Pyne dismissed the poll, saying the government had been elected to fix the budget and Australians understood this was a priority.

"There's no easy way out from the debt and deficit disaster left for us by the Labour government," he said.

"We don't want to end up in the situation that Europe and the United States are in — and we don't have to as long as we have a government that is prepared to take responsibility and make the decisions now that will set up the economy and our society in the years ahead," Pyne added.

In a statement, Prime Minister Tony Abbott stressed that the nation must live within its means and try to reduce debt.

"Beyond a certain point, you don't control debt; debt controls you," he said.

Opposition Labour leader Bill Shorten said his party would oppose any deficit levy.

"Increasing taxes on working-class and middle-class Australians is a terrible mistake, and people will not forgive Mr Abbott for breaking this very big promise," he said.

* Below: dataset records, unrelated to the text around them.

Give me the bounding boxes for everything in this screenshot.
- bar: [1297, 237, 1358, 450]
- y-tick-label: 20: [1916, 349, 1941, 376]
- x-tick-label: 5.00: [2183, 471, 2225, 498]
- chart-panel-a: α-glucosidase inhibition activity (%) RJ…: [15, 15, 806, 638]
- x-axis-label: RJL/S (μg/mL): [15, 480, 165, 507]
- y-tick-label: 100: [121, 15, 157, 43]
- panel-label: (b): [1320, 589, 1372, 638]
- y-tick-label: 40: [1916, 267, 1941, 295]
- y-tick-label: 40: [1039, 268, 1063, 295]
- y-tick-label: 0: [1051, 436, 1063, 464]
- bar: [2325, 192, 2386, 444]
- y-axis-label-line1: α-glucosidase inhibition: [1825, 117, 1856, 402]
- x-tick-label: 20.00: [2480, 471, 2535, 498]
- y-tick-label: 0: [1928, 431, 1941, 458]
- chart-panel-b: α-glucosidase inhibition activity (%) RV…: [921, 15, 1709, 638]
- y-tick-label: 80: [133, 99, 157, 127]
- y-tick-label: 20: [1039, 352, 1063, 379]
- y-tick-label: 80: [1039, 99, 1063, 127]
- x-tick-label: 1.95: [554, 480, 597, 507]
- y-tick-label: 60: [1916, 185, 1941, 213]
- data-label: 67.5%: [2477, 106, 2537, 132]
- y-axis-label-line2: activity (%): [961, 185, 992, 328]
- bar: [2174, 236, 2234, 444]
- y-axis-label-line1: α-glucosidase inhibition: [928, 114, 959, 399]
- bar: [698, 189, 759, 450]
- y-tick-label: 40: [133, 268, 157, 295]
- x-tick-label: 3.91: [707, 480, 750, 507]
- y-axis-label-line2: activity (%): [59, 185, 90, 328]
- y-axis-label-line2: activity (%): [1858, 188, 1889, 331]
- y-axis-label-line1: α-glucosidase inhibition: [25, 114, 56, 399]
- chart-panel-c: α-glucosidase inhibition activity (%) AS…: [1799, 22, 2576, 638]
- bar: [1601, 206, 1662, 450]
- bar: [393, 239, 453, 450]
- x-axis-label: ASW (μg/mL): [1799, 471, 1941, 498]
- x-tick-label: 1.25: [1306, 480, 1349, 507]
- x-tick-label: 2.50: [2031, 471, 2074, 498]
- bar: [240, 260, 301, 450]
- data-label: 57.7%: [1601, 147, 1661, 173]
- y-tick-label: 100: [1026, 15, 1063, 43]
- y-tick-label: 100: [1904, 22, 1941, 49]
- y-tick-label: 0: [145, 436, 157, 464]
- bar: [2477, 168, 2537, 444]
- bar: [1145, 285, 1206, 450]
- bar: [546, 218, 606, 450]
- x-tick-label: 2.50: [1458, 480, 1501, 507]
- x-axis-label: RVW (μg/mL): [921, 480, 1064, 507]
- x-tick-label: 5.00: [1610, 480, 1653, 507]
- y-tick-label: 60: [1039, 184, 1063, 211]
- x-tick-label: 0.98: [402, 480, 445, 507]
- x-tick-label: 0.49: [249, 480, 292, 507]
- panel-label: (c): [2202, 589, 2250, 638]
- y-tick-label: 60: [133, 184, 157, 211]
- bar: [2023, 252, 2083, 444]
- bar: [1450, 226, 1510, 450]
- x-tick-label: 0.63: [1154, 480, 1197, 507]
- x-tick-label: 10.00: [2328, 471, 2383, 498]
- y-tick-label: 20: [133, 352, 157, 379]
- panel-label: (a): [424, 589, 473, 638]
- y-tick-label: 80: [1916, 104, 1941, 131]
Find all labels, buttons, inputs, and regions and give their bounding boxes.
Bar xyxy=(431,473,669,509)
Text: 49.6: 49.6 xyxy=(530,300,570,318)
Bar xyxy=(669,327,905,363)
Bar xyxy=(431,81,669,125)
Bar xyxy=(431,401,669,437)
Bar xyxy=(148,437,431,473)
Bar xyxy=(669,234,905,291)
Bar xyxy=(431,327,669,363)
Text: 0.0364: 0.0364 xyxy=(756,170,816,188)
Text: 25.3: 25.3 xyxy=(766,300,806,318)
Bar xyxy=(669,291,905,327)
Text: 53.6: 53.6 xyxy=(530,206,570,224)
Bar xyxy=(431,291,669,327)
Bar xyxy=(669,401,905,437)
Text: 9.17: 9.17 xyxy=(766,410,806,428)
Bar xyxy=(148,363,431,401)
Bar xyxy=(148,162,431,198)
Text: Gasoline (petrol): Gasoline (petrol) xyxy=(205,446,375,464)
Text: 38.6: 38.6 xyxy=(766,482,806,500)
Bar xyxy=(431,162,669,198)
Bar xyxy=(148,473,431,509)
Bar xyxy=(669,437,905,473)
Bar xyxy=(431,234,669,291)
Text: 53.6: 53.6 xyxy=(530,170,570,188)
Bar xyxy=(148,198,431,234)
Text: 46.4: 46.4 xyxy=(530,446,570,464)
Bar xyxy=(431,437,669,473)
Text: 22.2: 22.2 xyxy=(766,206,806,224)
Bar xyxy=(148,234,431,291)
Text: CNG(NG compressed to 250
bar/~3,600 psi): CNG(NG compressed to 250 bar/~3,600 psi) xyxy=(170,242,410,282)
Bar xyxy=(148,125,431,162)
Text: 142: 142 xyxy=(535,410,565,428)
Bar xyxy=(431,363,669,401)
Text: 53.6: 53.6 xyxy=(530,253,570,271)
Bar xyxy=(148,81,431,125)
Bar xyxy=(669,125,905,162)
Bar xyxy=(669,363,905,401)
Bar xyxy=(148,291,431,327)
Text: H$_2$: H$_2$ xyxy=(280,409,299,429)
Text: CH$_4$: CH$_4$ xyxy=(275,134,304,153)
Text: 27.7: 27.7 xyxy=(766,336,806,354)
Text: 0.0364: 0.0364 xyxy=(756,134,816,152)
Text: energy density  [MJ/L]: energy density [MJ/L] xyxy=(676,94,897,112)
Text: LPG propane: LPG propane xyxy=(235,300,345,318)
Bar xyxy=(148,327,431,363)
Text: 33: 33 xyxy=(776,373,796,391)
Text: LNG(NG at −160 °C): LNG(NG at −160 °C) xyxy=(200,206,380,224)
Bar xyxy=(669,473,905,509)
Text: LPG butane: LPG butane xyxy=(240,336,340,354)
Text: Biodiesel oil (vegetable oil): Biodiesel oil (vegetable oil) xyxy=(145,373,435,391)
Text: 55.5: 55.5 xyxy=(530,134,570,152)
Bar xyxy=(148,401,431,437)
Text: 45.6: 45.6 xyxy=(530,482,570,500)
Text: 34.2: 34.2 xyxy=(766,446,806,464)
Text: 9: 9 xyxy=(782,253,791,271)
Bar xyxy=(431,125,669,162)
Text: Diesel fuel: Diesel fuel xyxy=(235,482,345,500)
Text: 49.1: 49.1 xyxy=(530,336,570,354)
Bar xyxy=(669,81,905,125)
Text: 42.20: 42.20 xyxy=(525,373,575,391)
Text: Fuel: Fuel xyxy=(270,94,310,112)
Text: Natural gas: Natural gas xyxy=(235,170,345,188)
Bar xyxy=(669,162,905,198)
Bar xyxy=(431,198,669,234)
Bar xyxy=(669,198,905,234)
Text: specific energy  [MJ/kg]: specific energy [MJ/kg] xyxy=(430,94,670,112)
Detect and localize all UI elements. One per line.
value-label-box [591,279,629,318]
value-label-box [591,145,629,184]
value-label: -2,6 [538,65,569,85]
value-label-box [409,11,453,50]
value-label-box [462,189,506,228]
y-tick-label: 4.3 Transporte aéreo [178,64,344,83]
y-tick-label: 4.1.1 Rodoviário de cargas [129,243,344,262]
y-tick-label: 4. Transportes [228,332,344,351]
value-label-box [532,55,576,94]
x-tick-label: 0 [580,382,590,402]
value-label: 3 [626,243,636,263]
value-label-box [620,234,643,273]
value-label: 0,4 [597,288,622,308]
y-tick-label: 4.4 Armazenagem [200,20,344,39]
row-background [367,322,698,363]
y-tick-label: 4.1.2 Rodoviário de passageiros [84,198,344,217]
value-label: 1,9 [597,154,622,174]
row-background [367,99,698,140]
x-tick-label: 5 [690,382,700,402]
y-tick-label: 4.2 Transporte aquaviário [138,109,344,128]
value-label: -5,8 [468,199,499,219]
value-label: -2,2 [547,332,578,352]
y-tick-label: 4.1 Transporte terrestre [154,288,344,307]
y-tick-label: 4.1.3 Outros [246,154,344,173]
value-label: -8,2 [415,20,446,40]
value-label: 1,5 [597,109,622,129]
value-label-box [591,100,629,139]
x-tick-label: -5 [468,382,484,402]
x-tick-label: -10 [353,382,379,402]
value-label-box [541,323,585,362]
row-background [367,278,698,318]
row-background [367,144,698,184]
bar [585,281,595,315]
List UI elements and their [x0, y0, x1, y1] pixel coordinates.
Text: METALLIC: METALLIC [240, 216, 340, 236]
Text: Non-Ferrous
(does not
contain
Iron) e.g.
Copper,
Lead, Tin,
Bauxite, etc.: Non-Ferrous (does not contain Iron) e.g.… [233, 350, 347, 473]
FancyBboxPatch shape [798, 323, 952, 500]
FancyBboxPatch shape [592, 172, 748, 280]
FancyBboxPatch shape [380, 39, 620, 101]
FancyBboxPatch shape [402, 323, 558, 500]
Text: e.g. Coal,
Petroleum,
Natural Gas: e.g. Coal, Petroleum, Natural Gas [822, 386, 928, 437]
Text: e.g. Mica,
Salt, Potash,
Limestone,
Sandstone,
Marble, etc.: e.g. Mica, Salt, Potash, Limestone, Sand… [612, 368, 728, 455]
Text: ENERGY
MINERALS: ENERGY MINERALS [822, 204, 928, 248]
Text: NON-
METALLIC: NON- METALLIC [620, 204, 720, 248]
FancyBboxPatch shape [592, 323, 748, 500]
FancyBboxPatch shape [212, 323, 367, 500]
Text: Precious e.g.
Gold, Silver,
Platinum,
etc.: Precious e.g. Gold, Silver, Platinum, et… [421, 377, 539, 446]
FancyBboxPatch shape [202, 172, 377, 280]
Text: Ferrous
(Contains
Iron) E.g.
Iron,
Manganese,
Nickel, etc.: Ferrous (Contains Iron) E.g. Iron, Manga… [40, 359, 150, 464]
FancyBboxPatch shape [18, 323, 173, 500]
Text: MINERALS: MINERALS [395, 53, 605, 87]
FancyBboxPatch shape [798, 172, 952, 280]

Separately, the Australian government said Friday that it wants to lift the pension entitlement age to 70 — the highest in the developed world — by the year 2035 to help cope with an ageing population.

Treasurer Joe Hockey said the previous Labour government planned to raise the age from 65 to 67 in 2023 and the new Abbott administration wanted to take it further by 2035.

"Increasing the pension entitlement age to 70, we are intending for that to occur in 21 years' time," said Hockey.

Australia has no statutory retirement age but men have been entitled to the pension at age 65 and women at 60 since it was introduced in 1908.

While no members of the Organisation for Economic Cooperation and Development (OECD) group of rich countries yet have an official retirement age as high as 70, the effective age for men in Japan and South Korea is close to this despite an official retirement age of 60, a recent report by the OECD said.

Hockey said any Australians getting the pension now would not be affected but he stressed the government's view that the "age of entitlement" was over.

"It is hugely important we have long-term planning out of this budget," he said.

Australia has for years grappled with how to plan for its ageing population, and in 2009 the former government said it would gradually push back the age at which people could claim the state pension to defuse a "demographic time-bomb".

Over the next 30 years, the number of Australians aged 65 or over will double from 3.5 million to 7 million, accounting for 22 per cent of the population, the Actuaries Institute of Australia has forecast.

Meanwhile the number of those aged over 85 will almost triple from under 0.5 million to 1.4 million people in that time, placing pressure on the health system, it said.

Australia currently has a population of 23.4 million, and the life expectancy at birth is 79 for males and 84 for females, according to official Australian Bureau of Statistics figures.